Lista chętnych coraz krótsza
Spekulacje o przyszłości Hornera rozprzestrzeniły się błyskawicznie. Pojawiły się nawet doniesienia o założeniu własnego zespołu, co jest możliwe, gdyż regulacje F1 dopuszczają 12 ekip na starcie. Rzeczywistość okazuje się jednak bardziej skomplikowana.
Ferrari intensywnie łączono z Brytyjczykiem w ostatnich tygodniach, gdy Fred Vasseur znalazł się pod presją. Jednak Scuderia prawdopodobnie zablokuje taką opcję – włoski zespół nie jest skłonny oddać udziałów w drużynie, co widzieliśmy już w przypadku Adriana Neweya.
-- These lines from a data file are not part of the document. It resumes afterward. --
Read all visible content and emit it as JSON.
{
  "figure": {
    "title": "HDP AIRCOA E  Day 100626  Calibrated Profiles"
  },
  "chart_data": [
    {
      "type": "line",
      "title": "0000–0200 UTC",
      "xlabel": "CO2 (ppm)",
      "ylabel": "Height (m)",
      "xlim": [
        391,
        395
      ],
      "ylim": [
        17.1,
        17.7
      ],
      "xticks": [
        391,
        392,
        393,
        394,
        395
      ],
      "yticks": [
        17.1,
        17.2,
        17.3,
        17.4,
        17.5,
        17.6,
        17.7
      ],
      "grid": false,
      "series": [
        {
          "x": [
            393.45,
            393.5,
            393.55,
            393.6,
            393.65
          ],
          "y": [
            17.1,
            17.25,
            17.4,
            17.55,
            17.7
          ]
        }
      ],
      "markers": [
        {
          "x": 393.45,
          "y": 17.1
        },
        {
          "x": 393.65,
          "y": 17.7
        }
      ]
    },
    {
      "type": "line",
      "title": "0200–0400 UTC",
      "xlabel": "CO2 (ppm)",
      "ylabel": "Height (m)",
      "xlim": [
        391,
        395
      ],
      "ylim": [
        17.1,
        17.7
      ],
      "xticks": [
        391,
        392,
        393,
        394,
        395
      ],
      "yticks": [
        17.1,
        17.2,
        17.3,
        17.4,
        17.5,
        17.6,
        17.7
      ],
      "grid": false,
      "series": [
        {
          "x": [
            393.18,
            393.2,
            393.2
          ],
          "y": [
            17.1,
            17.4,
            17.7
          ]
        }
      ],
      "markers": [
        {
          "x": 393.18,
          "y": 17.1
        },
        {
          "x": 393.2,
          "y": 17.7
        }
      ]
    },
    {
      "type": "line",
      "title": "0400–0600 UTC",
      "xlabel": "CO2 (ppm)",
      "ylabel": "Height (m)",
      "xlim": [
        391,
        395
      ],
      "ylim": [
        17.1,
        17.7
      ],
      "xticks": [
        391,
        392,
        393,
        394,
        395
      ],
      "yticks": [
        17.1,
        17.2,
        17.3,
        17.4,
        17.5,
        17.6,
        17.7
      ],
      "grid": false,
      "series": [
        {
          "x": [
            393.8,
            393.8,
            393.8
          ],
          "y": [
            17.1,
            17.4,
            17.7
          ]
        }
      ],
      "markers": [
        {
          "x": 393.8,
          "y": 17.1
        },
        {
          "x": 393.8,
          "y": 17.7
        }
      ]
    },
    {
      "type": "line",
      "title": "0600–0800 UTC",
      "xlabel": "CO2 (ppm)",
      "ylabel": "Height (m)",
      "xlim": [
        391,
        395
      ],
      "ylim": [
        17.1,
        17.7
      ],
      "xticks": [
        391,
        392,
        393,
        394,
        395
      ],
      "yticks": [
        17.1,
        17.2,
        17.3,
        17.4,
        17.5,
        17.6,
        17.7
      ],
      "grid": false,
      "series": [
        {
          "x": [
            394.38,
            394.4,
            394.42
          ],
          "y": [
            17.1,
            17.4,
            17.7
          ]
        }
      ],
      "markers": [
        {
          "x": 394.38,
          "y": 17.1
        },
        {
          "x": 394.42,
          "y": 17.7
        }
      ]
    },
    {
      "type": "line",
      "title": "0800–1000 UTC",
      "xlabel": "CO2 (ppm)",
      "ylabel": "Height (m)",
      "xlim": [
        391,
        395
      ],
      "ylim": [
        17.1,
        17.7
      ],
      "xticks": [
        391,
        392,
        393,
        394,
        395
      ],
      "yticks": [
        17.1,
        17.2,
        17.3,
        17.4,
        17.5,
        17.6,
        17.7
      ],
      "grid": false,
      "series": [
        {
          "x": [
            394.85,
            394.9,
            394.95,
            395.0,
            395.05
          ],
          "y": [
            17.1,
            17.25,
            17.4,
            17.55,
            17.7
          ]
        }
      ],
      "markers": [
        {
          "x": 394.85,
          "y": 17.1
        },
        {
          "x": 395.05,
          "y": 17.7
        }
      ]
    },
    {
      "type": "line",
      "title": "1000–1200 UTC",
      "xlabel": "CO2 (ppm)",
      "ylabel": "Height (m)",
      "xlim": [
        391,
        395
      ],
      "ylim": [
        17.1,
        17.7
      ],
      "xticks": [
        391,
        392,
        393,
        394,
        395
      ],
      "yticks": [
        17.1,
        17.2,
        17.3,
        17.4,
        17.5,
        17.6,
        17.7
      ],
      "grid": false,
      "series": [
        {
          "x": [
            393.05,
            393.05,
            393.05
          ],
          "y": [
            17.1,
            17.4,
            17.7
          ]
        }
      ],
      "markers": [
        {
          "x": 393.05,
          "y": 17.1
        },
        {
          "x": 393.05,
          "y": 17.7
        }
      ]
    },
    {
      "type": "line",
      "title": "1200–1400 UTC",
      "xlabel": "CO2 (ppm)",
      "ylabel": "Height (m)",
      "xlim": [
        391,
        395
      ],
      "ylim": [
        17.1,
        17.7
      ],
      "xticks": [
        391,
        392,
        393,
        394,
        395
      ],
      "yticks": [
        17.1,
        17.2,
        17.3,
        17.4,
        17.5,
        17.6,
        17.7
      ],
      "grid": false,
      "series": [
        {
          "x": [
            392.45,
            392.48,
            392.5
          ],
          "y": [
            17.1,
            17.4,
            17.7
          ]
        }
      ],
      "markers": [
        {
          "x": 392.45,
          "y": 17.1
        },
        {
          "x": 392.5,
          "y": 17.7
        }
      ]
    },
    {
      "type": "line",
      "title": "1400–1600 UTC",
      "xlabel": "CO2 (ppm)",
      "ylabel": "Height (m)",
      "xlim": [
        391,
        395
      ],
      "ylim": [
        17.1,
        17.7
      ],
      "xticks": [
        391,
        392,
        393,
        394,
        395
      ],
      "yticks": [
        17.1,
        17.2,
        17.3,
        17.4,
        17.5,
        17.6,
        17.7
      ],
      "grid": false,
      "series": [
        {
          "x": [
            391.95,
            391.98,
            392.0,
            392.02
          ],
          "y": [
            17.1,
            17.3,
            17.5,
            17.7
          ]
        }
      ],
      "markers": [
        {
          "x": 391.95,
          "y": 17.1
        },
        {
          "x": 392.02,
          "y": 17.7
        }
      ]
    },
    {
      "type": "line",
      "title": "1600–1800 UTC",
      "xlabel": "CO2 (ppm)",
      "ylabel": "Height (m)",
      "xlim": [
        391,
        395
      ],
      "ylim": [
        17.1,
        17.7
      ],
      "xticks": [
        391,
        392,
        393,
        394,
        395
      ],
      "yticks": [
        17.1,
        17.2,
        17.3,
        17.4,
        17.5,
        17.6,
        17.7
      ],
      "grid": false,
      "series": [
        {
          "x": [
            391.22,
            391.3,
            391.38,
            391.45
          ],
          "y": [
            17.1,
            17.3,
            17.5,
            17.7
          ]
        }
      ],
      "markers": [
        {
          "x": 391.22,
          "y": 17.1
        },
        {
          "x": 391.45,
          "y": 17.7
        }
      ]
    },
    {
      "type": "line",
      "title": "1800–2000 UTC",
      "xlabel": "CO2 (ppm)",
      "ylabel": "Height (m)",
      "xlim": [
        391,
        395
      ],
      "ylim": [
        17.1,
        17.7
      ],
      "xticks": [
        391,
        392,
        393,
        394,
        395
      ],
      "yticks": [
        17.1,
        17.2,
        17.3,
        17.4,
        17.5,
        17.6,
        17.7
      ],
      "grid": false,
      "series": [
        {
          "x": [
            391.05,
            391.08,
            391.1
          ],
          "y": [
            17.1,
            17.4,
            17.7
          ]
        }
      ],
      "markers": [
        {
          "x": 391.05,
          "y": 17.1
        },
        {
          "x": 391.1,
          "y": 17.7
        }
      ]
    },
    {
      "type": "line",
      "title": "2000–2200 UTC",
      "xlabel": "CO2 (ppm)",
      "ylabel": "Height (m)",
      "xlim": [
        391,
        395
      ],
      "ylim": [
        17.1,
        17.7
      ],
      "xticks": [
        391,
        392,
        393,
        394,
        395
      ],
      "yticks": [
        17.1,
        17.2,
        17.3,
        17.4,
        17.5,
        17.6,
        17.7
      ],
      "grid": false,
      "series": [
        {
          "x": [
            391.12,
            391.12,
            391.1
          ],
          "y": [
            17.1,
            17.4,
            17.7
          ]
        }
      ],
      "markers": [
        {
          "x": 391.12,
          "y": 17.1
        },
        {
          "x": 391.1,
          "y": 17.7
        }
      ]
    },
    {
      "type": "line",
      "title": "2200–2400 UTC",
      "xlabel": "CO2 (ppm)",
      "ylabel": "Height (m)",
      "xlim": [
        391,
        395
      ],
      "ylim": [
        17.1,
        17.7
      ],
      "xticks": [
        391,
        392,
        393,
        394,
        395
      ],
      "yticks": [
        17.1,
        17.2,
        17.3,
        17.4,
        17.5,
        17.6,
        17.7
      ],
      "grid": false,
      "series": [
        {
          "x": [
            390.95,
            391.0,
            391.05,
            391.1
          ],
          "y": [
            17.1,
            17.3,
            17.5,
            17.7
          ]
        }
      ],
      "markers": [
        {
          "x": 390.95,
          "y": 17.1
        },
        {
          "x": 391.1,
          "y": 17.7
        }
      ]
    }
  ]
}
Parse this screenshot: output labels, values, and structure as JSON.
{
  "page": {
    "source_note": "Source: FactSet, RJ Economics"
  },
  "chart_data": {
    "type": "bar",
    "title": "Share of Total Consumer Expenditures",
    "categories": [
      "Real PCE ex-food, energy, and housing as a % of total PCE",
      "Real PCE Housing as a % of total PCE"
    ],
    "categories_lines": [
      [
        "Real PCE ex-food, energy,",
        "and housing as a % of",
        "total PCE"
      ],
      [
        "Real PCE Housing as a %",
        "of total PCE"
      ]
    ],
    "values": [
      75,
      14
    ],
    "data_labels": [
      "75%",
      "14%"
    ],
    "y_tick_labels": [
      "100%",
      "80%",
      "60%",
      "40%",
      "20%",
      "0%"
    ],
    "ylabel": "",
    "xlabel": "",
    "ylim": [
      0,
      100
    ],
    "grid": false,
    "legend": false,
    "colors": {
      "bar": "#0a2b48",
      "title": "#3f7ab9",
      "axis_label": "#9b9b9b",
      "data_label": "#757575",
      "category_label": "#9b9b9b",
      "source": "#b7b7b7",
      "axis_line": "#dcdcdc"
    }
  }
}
Aston Martin również nie wchodzi w grę. Lawrence Stroll ma już ustalone kluczowe figury na sezon 2026. Podobnie Haas nie jest zainteresowany inwestycją Hornera. To drastycznie zawęża pole manewru.
Alpine jako jedyna realna opcja
Dziennikarz Nelson Valkenburg w podcaście “Nailing The Apex” wykluczył również Williams. Według niego praca, jaką wykonuje James Vowles za kulisami, jest zbyt cenna, by ją przerwać.
“Nie widzę, żeby przy sposobie, w jaki Vowles prowadzi ten zespół i wsparciu, które ma od Daltona, właściciele Williams zaryzykowali obecny kurs rozwoju” – tłumaczy Valkenburg. “Jeśli silnik Mercedesa w przyszłym roku zadziała, ten zespół może regularnie walczyć o miejsca w pierwszej piątce. Mieli może niejednoznaczny sezon pod względem jakości wykonania, ale są tam, gdzie powinni – na czele walki w środku stawki.”
Dla Valkenburga Alpine pozostaje jedyną realną opcją powrotu Hornera do F1. Zespół z Enstone był wielokrotnie łączony z 51-latkiem, głównie ze względu na bliskie relacje między Hornerem a Flaviem Briatore.
“Myślę, że jeśli Christian wejdzie, to jako współwłaściciel lub właściciel większościowy. A jeśli tak się stanie, Flavio wykonałby swoją robotę dla Renault – dlatego wynegocjował umowę z Mercedesem i maksymalizuje wartość zespołu. Zmuszenie grupy Renault do sprzedaży udziałów, choćby mniejszościowych, byłoby sukcesem Flavia.” – ocenia ekspert.
Według aktualnych analiz Horner ma 90% szans na dołączenie do Alpine w 2026 roku. Czy rzeczywiście dojdzie do tego transferu, przekonamy się w nadchodzących miesiącach.